A naive solution would be to repeatedly execute all saved search queries for all change events, thus determining the relevant subscribers. However, since fetching the data in Netflix Federated Graph has heavy traffic implications, this solution would force the team to choose between timely notifications or less load on the graph.
Instead, Netflix's engineers implemented this functionality using Percolate Queries. A Percolate Query is a specialized query mechanism within Elasticsearch and OpenSearch that allows users to index queries themselves and later match these queries against incoming documents.
Netflix's Reverse Search (source)
To allow users to use this functionality, the Netflix team added a new ReverseSearch Domain Graph Service (DGS). Through this DGS, they expose a new SavedSearch entity:
type SavedSearch {
id: ID!
filter: String
index: SearchIndex!
}
Written in Graph Search DSL, this filter is converted to an Elasticsearch query and indexed in a percolator field. Once a change event happens, the index is evaluated with a percolate query and relevant subscribers are determined from the saved queries that match the changed document.

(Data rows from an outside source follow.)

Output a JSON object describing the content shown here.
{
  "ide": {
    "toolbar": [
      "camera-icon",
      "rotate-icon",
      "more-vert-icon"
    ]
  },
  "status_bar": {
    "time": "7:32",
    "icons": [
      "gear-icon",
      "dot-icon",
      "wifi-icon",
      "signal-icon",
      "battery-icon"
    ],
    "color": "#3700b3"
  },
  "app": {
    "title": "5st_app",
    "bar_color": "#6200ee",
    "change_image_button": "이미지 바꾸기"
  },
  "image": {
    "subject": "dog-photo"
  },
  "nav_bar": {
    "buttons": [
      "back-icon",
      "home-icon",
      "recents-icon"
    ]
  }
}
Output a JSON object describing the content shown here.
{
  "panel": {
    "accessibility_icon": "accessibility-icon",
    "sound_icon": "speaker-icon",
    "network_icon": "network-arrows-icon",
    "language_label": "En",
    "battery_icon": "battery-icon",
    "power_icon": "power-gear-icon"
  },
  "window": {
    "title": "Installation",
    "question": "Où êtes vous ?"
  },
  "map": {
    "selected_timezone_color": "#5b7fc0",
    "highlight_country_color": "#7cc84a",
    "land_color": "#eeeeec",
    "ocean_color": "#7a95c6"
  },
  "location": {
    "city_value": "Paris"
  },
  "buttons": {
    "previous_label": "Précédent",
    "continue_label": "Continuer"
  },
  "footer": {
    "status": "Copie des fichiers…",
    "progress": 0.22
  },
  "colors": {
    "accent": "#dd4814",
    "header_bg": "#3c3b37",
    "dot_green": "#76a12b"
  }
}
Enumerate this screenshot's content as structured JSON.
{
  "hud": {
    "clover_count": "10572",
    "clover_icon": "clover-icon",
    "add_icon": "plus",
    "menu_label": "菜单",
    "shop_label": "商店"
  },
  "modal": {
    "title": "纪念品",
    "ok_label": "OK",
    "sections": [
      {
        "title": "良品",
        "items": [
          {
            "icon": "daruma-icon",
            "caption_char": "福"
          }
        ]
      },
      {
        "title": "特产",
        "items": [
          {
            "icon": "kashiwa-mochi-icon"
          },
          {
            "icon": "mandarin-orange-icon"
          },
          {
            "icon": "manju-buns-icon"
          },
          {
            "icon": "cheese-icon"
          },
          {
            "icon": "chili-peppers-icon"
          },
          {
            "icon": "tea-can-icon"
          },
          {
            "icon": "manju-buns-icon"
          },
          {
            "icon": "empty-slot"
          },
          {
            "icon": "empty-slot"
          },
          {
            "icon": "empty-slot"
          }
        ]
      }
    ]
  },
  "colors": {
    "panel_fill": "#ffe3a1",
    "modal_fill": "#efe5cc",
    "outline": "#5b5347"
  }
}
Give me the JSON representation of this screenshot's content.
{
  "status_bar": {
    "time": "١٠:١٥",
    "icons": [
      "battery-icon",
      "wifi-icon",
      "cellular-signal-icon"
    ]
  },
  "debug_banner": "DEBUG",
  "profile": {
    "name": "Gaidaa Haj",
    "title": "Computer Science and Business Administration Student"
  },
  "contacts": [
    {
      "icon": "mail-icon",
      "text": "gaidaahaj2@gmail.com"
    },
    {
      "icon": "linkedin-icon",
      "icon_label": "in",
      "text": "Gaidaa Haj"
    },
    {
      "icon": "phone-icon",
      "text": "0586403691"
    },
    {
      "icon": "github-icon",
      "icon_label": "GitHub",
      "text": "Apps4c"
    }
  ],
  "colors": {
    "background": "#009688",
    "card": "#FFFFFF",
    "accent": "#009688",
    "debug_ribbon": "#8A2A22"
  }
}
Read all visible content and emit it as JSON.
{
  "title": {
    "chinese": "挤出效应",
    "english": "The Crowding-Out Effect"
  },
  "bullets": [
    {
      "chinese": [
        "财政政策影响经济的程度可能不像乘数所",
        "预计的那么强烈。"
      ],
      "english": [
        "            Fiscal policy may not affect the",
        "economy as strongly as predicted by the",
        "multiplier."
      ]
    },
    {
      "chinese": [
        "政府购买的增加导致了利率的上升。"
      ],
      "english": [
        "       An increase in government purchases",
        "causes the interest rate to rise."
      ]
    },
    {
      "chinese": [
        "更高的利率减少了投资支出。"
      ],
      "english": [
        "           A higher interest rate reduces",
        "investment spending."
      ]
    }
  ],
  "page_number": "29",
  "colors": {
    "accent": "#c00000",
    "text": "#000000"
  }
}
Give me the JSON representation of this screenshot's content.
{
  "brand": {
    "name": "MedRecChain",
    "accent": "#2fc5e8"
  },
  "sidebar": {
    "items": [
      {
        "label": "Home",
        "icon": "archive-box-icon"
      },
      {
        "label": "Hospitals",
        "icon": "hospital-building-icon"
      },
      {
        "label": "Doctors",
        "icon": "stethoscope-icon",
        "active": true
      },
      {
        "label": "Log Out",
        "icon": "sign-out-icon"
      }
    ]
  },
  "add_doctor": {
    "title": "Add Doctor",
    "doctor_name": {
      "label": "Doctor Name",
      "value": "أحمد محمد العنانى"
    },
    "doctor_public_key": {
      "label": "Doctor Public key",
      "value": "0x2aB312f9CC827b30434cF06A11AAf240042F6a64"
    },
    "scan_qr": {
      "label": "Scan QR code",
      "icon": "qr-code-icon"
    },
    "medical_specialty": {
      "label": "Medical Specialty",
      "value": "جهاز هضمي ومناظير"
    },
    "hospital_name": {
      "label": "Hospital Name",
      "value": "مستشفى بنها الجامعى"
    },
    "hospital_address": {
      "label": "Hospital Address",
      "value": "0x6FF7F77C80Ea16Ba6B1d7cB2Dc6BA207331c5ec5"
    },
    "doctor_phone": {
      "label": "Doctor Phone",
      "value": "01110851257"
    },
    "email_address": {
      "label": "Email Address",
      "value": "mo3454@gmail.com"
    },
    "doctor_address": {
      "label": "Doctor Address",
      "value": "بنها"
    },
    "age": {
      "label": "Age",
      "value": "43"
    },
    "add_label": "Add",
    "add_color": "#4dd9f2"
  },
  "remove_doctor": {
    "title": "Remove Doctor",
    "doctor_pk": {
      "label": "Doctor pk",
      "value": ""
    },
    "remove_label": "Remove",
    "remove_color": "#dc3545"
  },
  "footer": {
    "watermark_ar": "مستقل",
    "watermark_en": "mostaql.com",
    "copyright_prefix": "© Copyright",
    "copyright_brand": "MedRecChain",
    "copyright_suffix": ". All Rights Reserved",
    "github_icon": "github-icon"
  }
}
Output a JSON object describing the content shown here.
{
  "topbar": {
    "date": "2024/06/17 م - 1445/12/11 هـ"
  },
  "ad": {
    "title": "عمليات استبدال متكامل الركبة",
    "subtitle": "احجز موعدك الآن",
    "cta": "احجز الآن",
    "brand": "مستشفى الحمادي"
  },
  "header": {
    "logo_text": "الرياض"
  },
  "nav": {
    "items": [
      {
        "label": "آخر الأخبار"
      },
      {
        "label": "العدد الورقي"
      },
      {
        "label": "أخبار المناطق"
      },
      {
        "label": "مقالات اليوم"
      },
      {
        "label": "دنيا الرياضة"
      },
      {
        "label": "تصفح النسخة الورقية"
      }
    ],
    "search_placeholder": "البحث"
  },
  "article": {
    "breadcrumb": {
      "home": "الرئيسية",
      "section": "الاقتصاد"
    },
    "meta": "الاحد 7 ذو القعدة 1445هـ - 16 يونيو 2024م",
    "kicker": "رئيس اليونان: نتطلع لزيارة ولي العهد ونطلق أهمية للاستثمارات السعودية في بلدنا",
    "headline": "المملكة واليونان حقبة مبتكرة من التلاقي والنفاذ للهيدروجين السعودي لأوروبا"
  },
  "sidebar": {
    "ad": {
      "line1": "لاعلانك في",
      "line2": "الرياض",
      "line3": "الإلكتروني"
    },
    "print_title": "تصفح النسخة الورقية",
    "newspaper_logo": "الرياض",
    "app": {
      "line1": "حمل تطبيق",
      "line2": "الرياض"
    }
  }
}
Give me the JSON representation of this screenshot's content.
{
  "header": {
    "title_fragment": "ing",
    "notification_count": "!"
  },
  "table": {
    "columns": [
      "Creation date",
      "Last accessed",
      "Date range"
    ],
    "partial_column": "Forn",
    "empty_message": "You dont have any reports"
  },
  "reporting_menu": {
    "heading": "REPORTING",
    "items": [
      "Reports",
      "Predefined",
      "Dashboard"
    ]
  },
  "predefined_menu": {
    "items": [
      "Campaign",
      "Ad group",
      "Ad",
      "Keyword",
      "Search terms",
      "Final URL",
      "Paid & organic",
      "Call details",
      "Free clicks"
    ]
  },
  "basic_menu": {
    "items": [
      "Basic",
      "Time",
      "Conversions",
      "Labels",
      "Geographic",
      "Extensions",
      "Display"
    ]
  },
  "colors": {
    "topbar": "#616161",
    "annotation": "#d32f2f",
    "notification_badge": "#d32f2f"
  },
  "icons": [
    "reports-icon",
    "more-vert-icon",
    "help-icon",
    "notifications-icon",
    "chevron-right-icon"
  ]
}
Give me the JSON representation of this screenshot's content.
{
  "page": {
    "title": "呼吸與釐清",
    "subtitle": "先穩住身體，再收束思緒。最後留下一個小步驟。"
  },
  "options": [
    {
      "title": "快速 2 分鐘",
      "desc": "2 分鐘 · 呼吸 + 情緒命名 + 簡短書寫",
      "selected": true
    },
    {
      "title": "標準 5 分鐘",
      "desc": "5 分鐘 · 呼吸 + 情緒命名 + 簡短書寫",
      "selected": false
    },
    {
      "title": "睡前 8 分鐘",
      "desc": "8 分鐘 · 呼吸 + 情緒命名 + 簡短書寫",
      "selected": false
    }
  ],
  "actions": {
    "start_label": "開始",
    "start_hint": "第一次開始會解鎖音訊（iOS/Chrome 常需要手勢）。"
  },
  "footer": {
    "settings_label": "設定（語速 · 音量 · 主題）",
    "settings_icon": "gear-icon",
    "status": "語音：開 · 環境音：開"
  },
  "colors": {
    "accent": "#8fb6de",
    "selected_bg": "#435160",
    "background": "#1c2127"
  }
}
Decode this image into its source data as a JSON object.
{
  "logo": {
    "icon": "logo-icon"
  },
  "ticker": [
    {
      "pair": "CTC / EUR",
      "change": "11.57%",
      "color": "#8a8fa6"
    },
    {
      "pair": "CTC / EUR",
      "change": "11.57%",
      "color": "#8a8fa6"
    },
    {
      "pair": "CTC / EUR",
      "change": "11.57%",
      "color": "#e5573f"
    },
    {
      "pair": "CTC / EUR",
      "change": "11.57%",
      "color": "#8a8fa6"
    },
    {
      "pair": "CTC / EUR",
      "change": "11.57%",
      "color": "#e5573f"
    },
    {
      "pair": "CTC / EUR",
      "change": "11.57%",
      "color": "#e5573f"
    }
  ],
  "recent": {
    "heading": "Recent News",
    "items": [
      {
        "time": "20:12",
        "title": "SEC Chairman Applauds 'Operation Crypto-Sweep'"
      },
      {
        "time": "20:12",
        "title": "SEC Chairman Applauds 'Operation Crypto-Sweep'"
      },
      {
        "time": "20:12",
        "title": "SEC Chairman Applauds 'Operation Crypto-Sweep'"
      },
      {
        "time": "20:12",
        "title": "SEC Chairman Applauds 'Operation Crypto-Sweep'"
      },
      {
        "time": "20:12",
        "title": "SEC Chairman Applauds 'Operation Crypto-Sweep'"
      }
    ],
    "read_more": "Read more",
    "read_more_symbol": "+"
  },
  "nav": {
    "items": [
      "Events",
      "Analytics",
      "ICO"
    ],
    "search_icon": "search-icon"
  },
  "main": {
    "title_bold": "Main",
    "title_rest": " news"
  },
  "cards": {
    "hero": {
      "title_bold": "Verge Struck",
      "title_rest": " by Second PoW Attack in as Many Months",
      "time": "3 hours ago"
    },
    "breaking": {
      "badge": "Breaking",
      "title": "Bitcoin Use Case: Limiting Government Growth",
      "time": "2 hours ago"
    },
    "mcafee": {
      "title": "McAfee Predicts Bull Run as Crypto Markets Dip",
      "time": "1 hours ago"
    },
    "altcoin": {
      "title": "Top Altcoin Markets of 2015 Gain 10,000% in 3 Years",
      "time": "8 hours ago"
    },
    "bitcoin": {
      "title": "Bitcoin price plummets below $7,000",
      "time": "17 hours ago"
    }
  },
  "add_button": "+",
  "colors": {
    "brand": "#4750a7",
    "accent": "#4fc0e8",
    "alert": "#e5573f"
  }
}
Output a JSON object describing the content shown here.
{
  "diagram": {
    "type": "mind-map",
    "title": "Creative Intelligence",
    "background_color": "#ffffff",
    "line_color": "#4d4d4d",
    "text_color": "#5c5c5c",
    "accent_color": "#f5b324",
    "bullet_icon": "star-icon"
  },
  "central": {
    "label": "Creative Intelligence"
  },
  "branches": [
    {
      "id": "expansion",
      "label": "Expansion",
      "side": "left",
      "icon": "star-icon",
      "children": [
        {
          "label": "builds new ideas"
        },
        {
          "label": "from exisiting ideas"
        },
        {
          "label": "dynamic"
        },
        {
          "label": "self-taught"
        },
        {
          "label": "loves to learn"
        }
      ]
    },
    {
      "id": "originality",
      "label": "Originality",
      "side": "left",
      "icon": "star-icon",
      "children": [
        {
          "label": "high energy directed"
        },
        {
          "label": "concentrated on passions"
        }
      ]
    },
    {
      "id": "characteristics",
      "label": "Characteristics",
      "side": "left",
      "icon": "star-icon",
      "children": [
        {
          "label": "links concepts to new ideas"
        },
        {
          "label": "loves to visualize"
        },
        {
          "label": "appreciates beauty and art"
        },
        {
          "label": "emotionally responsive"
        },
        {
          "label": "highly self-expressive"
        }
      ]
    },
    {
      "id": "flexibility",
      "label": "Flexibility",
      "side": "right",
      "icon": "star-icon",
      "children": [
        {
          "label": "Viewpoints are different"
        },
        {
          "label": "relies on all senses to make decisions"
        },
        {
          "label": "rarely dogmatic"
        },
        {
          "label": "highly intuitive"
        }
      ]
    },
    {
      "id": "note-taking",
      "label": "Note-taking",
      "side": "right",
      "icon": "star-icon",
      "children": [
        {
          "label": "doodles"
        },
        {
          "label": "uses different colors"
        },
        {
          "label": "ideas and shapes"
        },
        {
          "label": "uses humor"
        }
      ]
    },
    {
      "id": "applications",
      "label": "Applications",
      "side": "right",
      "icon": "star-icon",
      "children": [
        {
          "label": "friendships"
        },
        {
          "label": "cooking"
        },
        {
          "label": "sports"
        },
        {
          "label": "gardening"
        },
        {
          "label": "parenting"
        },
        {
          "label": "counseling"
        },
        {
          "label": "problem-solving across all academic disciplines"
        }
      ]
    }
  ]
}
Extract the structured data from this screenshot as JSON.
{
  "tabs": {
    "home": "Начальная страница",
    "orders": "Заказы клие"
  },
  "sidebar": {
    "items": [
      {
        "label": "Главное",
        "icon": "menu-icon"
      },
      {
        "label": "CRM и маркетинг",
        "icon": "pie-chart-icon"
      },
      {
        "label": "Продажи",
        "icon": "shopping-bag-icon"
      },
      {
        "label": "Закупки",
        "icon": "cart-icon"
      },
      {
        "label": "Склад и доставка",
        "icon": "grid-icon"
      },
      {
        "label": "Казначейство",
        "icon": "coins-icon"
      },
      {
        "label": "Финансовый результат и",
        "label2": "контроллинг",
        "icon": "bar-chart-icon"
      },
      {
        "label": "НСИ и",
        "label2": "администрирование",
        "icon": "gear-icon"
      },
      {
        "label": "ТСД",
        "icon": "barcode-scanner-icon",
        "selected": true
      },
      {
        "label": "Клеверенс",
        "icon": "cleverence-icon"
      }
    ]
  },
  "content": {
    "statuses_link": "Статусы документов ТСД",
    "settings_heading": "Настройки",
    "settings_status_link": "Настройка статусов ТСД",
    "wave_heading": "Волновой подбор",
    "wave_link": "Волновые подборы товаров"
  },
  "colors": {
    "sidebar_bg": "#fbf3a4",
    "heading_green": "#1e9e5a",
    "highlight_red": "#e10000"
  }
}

Netflix faced significant challenges with versioning in their indexing system as they expanded the capabilities of Graph Search. Specifically, when someone introduced new fields, updating existing search indices to include these new fields became necessary. The existing index did not have mappings for these new fields, making it impossible to filter them without creating a new index version.
Netflix solved this by implementing a dual-pipeline indexing system, where each version of an index had its dedicated pipeline. When changes necessitated a new index mapping, Netflix would create a new version of the Elasticsearch index alongside the existing one. They utilized log-compacted topics from their Data Mesh platform to feed the new pipeline, allowing for reindexing the entire corpus without needing the data sources to resend all past events.
This parallel operation of old and new pipelines ensured continuous service while it populated the new index. Once the backlog was processed and the latest index was ready, Netflix switched to the newer version using Elasticsearch index aliases, which streamlined the transition and minimized disruptions in search functionality.